Pokoknya, apa yang tidak menguntungkan dari
kata dan perbuatan Yesus, tidak menarik bagi mereka. Kematian Kristus sulit
mereka percayai.
Paulus menjawab ketidakpercayaan orang
Yahudi dan Yunani, bahwa penderitaan ; penyaliban dan kebangkitan Yesus adalah
‘kekuatan Allah’. Memang, kematian Kristus dianggap ‘bodoh dan lemah’, karena dipandang dari sudut
duniawi. Tetapi sesungguhnya, perbuatan Allah melalui salib itu melebihi segala
hikmat dan kekuatan manusia. Injil adalah kuasa Allah untuk mengalahkan kuasa
dosa serta memperbarui manusia yang percaya (Roma 1:16). Paulus telah mengalami
hidup baru dan bersaksi, bahwa hanya orang yang hidup dalam hikmat Allah dapat
merasakan kekuatan atas kematian Kristus. Mereka dapat mengerti dan meyakini
bahwa salib Kristus merupakan ‘kekuatan dan hikmat Allah’ untuk mengalahkan
kuasa dosa dan maut.
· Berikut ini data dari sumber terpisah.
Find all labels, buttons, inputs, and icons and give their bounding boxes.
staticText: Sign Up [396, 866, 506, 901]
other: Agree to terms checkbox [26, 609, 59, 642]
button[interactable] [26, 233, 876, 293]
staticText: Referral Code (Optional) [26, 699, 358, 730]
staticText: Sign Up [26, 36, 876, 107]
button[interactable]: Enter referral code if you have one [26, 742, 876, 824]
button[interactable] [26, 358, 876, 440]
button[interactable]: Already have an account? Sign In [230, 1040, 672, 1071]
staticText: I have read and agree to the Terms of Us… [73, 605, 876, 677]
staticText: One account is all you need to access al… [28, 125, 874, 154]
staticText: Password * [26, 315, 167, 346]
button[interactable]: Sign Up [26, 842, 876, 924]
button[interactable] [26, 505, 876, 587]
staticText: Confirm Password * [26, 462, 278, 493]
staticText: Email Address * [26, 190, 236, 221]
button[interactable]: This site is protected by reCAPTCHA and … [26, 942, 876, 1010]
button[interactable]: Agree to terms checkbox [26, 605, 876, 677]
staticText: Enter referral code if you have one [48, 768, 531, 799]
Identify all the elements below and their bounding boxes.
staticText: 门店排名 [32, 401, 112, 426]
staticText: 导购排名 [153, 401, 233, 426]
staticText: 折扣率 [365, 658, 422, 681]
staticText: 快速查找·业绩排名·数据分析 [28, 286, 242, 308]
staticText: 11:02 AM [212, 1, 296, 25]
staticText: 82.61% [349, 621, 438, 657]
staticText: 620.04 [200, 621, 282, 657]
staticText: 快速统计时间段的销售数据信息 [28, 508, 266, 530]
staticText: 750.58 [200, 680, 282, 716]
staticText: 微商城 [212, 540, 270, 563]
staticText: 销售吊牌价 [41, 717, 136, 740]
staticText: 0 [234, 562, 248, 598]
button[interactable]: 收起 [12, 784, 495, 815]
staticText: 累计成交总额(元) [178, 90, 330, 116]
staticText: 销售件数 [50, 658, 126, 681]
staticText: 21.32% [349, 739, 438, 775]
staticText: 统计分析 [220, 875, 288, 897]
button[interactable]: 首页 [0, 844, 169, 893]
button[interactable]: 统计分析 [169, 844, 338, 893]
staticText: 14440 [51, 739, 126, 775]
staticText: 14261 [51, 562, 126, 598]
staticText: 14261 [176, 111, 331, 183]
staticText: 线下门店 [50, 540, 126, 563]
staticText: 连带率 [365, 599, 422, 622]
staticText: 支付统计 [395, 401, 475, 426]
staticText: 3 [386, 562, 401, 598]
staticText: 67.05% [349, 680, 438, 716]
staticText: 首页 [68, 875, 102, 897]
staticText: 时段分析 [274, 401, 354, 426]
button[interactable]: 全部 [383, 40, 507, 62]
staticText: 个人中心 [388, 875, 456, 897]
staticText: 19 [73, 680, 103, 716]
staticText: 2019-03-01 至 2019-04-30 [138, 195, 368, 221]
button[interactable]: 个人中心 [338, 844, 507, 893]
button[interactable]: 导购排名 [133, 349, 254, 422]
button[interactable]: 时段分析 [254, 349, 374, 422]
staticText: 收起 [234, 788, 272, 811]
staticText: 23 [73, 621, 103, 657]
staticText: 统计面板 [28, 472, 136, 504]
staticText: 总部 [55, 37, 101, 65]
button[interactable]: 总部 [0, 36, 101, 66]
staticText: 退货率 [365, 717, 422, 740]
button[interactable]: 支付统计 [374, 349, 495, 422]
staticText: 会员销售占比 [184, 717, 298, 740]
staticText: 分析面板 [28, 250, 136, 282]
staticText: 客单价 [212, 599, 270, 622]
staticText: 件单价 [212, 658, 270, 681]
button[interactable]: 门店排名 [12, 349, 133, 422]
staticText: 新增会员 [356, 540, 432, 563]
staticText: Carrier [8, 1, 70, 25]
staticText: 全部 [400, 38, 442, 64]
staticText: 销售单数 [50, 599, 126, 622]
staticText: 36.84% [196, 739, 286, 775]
Kematian Yesus merupakan satu-satunya jalan untuk
menyelamatkan manusia.
Paulus pada puncaknya menyampaikan dengan
penuh keagungan (25) dalam bahasa rakyat : ‘Sebab yang nampaknya bodoh pada
Allah, adalah lebih bijaksana daripada kebijaksanaan manusia; dan yang
nampaknya lemah pada Allah, adalah lebih kuat daripada kekuatan manusia’. Iman seperti
itulah juga diungkapkan oleh
Ayub (12 : 13) : ‘Pada Allahlah hikmat dan kekuatan’.
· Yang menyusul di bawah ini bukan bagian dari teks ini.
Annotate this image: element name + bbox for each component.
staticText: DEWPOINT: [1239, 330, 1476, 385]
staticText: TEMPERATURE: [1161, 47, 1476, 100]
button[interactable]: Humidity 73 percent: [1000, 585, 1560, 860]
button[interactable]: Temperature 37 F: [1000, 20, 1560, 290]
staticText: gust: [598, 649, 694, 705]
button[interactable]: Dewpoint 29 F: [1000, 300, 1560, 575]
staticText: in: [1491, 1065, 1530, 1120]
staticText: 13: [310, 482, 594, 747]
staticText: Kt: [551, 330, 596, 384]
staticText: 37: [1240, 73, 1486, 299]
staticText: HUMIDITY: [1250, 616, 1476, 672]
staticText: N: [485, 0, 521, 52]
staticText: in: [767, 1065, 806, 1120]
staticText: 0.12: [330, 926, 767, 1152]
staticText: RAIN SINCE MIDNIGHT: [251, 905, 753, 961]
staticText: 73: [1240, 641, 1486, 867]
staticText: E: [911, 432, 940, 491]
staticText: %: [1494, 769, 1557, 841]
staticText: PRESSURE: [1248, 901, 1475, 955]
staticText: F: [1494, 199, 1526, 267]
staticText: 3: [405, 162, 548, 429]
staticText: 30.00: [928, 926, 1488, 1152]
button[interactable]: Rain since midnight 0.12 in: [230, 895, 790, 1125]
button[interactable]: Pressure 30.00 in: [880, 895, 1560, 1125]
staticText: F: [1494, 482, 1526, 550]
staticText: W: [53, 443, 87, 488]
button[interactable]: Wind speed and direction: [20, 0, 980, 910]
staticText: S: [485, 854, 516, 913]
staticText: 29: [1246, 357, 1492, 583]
Kita sekarang hidup pada zaman rasional.
Tetapi apakah zaman ini membawa manusia pada hidup yang lebih berbahagia ? Bukankah
manusia makin lebih khawatir ? Bukankah banyak orang membangun dusta dengan
rasional pula … hahhaha… Kita tidak anti dengan rasional/kepintaran, tetapi
hendaklah semua itu membangun hidup untuk percaya pada Kristus.
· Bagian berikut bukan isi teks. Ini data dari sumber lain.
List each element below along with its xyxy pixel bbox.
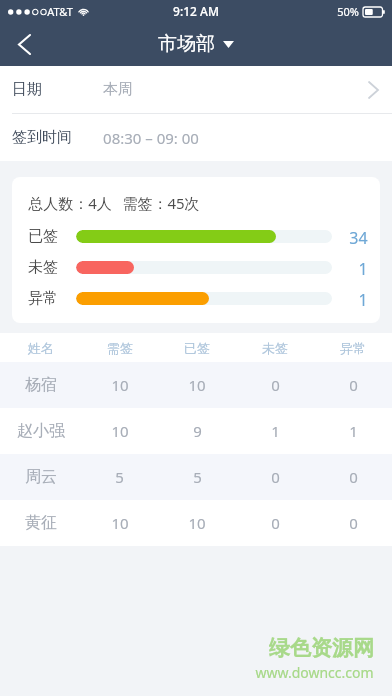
button[interactable]: 赵小强 [0,408,392,454]
staticText: 签到时间 [12,128,72,147]
staticText: AT&T [47,4,73,19]
staticText: 杨宿 [25,375,57,395]
staticText: 5 [193,467,202,487]
staticText: 已签 [184,340,210,356]
staticText: 异常 [340,340,366,356]
button[interactable]: 周云 [0,454,392,500]
button[interactable]: 签到时间 [0,114,392,161]
staticText: 10 [111,375,129,395]
staticText: 0 [349,375,358,395]
staticText: 1 [349,421,358,441]
staticText: 周云 [25,467,57,487]
button[interactable]: 黄征 [0,500,392,546]
staticText: 10 [188,375,206,395]
button[interactable]: 杨宿 [0,362,392,408]
staticText: 10 [111,513,129,533]
staticText: 姓名 [28,340,54,356]
staticText: 0 [271,467,280,487]
button[interactable]: 市场部 [158,32,234,56]
staticText: 34 [349,227,368,245]
staticText: 9 [193,421,202,441]
staticText: 未签 [262,340,288,356]
staticText: 08:30 – 09: 00 [103,128,199,148]
staticText: 需签 [107,340,133,356]
staticText: 需签：45次 [122,193,200,213]
staticText: 5 [115,467,124,487]
staticText: 0 [349,513,358,533]
staticText: 黄征 [25,513,57,533]
staticText: 绿色资源网 [269,635,374,661]
staticText: 9:12 AM [173,3,219,19]
staticText: 已签 [28,227,58,245]
staticText: 1 [358,258,368,276]
staticText: 1 [271,421,280,441]
staticText: 1 [358,289,368,307]
staticText: 总人数：4人 [28,193,112,213]
staticText: 10 [188,513,206,533]
staticText: www.downcc.com [255,663,374,682]
staticText: 本周 [103,80,133,99]
staticText: 市场部 [158,32,215,56]
staticText: 50% [337,4,359,19]
staticText: 日期 [12,80,42,99]
staticText: 赵小强 [17,421,65,441]
staticText: 未签 [28,258,58,276]
staticText: 0 [349,467,358,487]
staticText: 0 [271,375,280,395]
button[interactable]: 日期 [0,66,392,113]
staticText: 异常 [28,289,58,307]
staticText: 10 [111,421,129,441]
button[interactable]: Back [0,22,48,66]
staticText: 0 [271,513,280,533]
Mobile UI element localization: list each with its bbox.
Dalam hidup ini banyak kejadian yang tidak
kita mengerti. Terkadang ada peristiwa yang kita rasakan sebagai sukacita, tapi
terkadang kita rasakan duka. Sesungguhnya, semua yang kita alami dapat menjadi
‘tanda’ supaya kita percaya pada Tuhan. Kita tidak hanya mendekat pada Allah
jika sesuatu itu berkenan kepada diri kita, tetapi kita juga harus percaya pada
kuasa Tuhan terhadap sesuatu yang tidak kita kehendaki. Sebab, hal yang tidak
berkenan kepada pikiran kita, justru di
situ Allah dapat menyatakan diriNya.
Firman Tuhan yang menuntun hidup kita untuk
mengalami hidup benar seringkali ‘ditolak’. Penolakan terjadi karena kita
menggunakan pikiran dunia, atau mungkin karakter diri kita yang masih sangat
duniawi. Mengasihi sesama, apalagi disebut mengasihi musuh maka begitu tinggi
penolakan dari dalam diri kita. Demikian juga sikap saling menolong. Bisa jadi,
orang menganggap itu suatu kebodohan. Orang yang memiliki anggapan seperti itu,
maka ia akan menjadi orang yang tidak pernah menolong sesamanya.
Karena itu, marilah kita menghidupi diri
kita dengan hikmat Tuhan. Menerima firman Tuhan sebagai penuntun hidup kita,
sebab itulah yang sumber segala hikmat. Melakukan firmanNya dengan tulus. Bersyukur
kepada Tuhan Yesus yang telah menyediakan apa yang tidak pernah dapat kita
capai dengan kekuatan sendiri. Pada akhirnya, Tuhan Yesus menyediakan
keselamatan bagi setiap kita orang percaya. AMIN
Terimakasih Amang. atas firmannya. Tuhan Yesus memberkati. Syalom.